Member of the New Hampshire Senate from the 24th district
- In office December 2010 – December 2016
- Preceded by: Martha Fuller Clark
- Succeeded by: Daniel Innis

Personal details
- Spouse: Howard Stiles
- Children: 3
- Occupation: Politician

= Nancy Stiles =

American politician

Nancy Stiles is an American school nutrition manager and former Republican member of the New Hampshire State Senate representing the 24th district.

==Background==

Born in New Bedford, Massachusetts, Stiles earned a Bachelor of Business degree from the University of New Hampshire.

For thirty years before her retirement, Stiles worked as a director of food services and as school nutrition director for the Hampton School District. She also taught food service management for the University of New Hampshire. Stiles has chaired the Public Policy and Legislation Committee of the American School Food Service Association.

== Legislative service==
Stiles served in the New Hampshire House of Representatives for the 15th Rockingham County District, first winning the seat in 2004 and being re-elected in 2006 and 2008. She served on the standing committee on Education.

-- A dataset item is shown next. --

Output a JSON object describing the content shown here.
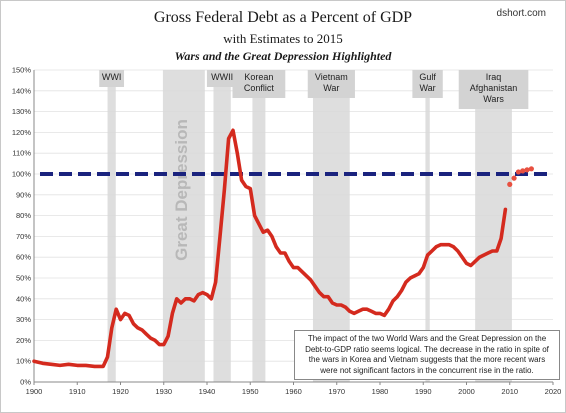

On November 2, 2010, Stiles won election to the New Hampshire State Senate. She faced no opposition in her primary and defeated Democratic incumbent Martha Fuller Clark in the general election with 11,594 votes to Clark's 11,056. She chairs the Senate's standing committee on education, and is also assigned to the committees on public affairs and on transportation.

In 2013, Stiles was a signatory to an amicus curiae brief submitted to the Supreme Court in support of same-sex marriage during the Hollingsworth v. Perry case.

==Personal==
She and her husband Howard have three children. They live in Hampton, New Hampshire.